From this approach, one may think that Rozier is the equivalent of termite New Wave films, with flashes of meaning lurking at the edge of the screen, of the events, behavior, and characters. Still, as a small plot asserts itself in the film's final third—one character finally shows a concrete desire for one of the girls, and one of the girl's desire for a different man draws the vacation idyll to a close—Rozier begins to drive home the point and the film, nevertheless taking his leisurely time to gather the melancholy and express it through similar rote activity and the sensibility felt through the everyday performed with little psychology and direction. The accumulation of these unweighted moments gather to a profoundness, but also a profound strangeness; without the conventional anchor of a thematic or plot point towards which these quotidian scenes will inevitably point, the film ends on a note of near total uncertainty. This is not in the sense of leaving developed things unconcluded, but rather in the sense of leaving much of the film undeveloped in the first place. We see a snatch, and little more, of a time, feeling, and activities of people whose ultimate place in life is still uncertain, perhaps as much for them as for us.

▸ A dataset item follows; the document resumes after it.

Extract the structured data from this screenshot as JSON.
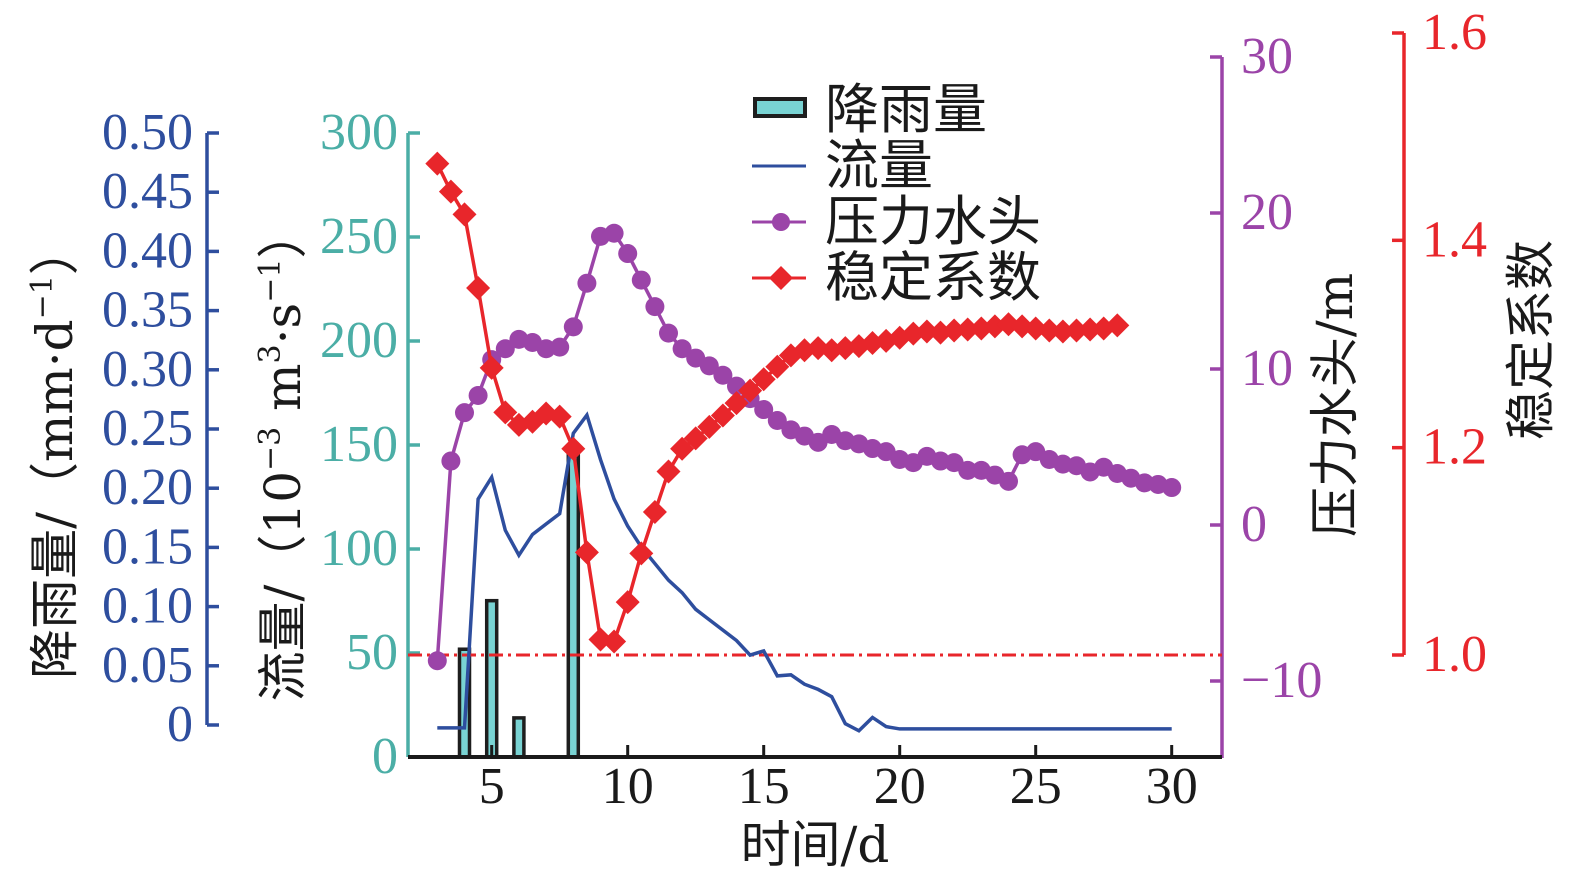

Baring considerable similarity to other late New Wave films like Rivette's Celine and Julie Go Boating and Eustache's The Mother and the Whore in the atmospheric nonchalance that finds the magic of the cinema and the magic between people located in far more downplayed, bohemian settings and lives than film has explored in the past, Rozier's film takes a stranger pathway to a kind of Portrait of Youth at a Time and Place. The film is given over entirely to the youth with sensibility and feel intact, specifics and context missing, if not entirely cast off. Whether or not a three hour movie can survive almost entirely on its fresh sensibility and excerpt-from-the-moment timeliness is another question, but the kind of honestly and directness of Du côté d'Orouët is rare enough to be celebrated in its own right

***

Du côté d'Orouët played in the traveling retrospective, Jean Eustache's Circle.